Les plaisirs du partage
Le vin était délicieusement sélect. On s'en délectait les papilles goulûment, vapeurs ivres, brûlures tanniques, bouteilles aux biseaux voluptés, carrément avenantes, on ne le buvait pas seul, ce vin, on le consommait à la commissure des lèvres d'autrui.
Du bouchon s'évaporait la fantasmagorie de l'ivresse. Le cépage était Cabernet Sauvignon. Les verres s'entrechoquaient, on parlait fort, on bégayait sec, on n'hésitait pas à hausser le ton, certains contredisaient, ergoteurs, tandis que d'autres acquiesçaient silencieusement, en cuvant les excès.
Dans le bar, la lumière scindait la salle en raies horizontales, découpant ainsi les silhouettes en plusieurs morceaux inégaux. Entre ces silhouettes masculines, quelques hommes dont la discussion passait du coq à l'âne. On parlait sport, baise, drague, cavalcades libertines. Pas de place pour la modestie ici, on saccageait la vérité, on la déformait à son avantage, mytho ou pathos, peu importe.
Les yeux du chef de table scrutèrent l'auditoire.
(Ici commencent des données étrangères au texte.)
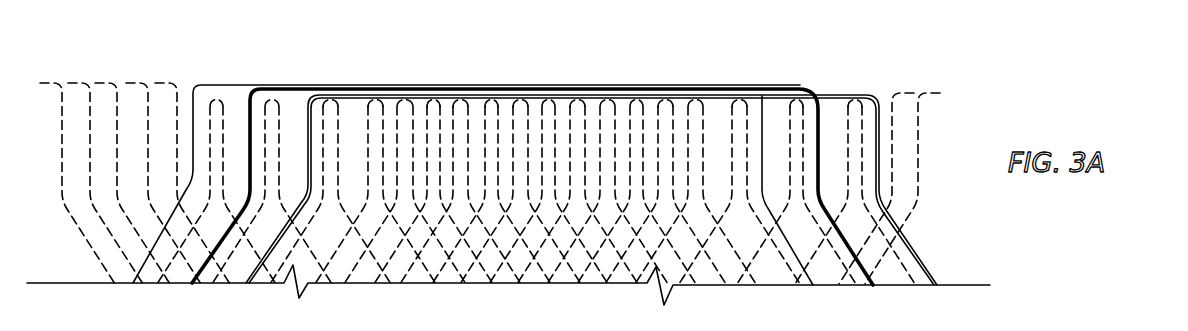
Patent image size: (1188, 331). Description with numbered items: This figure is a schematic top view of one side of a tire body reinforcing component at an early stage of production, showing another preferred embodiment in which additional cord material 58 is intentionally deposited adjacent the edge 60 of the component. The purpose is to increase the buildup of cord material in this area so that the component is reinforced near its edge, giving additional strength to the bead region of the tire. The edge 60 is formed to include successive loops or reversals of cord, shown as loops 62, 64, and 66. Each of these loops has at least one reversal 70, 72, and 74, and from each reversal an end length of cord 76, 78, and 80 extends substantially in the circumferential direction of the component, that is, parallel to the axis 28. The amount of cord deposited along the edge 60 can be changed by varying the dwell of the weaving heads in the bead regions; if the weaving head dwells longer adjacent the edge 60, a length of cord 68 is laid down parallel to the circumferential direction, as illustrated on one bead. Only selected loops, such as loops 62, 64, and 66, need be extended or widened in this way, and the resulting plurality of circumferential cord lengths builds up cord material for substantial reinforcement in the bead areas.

The axis 28 is at (966, 287).
The additional cord material 58 is at (268, 88).
The edge 60 is at (920, 85).
The loop 62 is at (212, 92).
The loop 64 is at (309, 94).
The loop 66 is at (550, 97).
The length of cord 68 is at (763, 95).
The reversal 70 is at (230, 85).
The reversal 72 is at (307, 98).
The reversal 74 is at (404, 98).
The end length 76 is at (602, 97).
The end length 78 is at (639, 97).
The end length 80 is at (689, 97).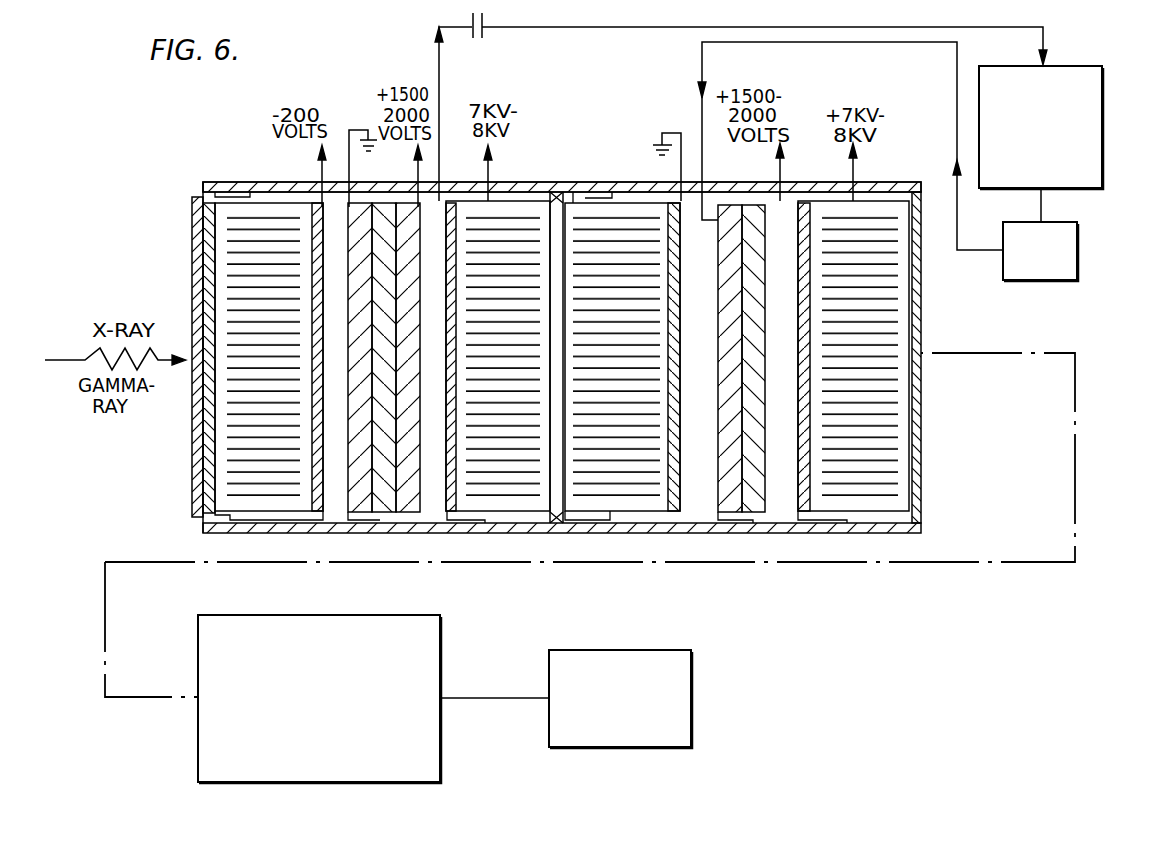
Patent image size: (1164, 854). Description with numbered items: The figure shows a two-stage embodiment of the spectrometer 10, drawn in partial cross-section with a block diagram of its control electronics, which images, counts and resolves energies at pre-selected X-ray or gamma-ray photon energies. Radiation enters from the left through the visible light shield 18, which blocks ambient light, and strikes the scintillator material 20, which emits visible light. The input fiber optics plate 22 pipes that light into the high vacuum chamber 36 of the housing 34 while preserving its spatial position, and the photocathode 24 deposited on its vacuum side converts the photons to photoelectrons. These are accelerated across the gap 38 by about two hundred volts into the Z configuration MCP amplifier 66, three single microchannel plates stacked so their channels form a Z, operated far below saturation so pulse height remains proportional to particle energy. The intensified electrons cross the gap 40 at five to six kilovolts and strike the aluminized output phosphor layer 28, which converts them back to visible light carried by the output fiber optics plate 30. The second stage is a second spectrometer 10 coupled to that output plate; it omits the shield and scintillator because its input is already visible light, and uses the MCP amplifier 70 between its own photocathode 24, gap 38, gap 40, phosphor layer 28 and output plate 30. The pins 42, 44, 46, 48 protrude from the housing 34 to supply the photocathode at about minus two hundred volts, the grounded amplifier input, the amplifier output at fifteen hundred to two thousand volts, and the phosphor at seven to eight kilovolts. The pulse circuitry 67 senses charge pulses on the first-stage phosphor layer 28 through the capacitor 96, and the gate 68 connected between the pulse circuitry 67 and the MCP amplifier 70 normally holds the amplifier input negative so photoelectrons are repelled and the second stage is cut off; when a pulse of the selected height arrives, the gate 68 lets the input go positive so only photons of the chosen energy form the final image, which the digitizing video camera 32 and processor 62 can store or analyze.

Loic, yeux beiges, nez aquilin, redingote chiche. Franck, casquette de traviole, œil sombre mais regard clair, le boute-en-train. Enfin Thomas, cheveux hirsutes, bobo au style casual, la chemise cintrée à la manière d'un archiduc guindé au prozac, les mocassins lustrés.
Franck s'élança, les vapeurs d'alcool qui périclitaient son cerveau ramolli par le pinard:
- Dis Loic, tes jeans là, ils font les mêmes pour hommes?
Pouffements dans l'auditoire. Loïc balança sa contre-attaque laconiquement, lui qui piaffait d'impatience qu'on lui remplisse son verre déjà vide:
- Va chier, sale con. Et ta calvitie, ça avance?
La table ronde éclata de rire. Il était tard, les yeux des uns et des autres viraient au rouge engourdi, les cernes se devinaient grandissantes, chaque parole provoquait son lot de rires communs, cet état de grâce imbibé d'ivresse. Vive la picole. Vices extrêmes.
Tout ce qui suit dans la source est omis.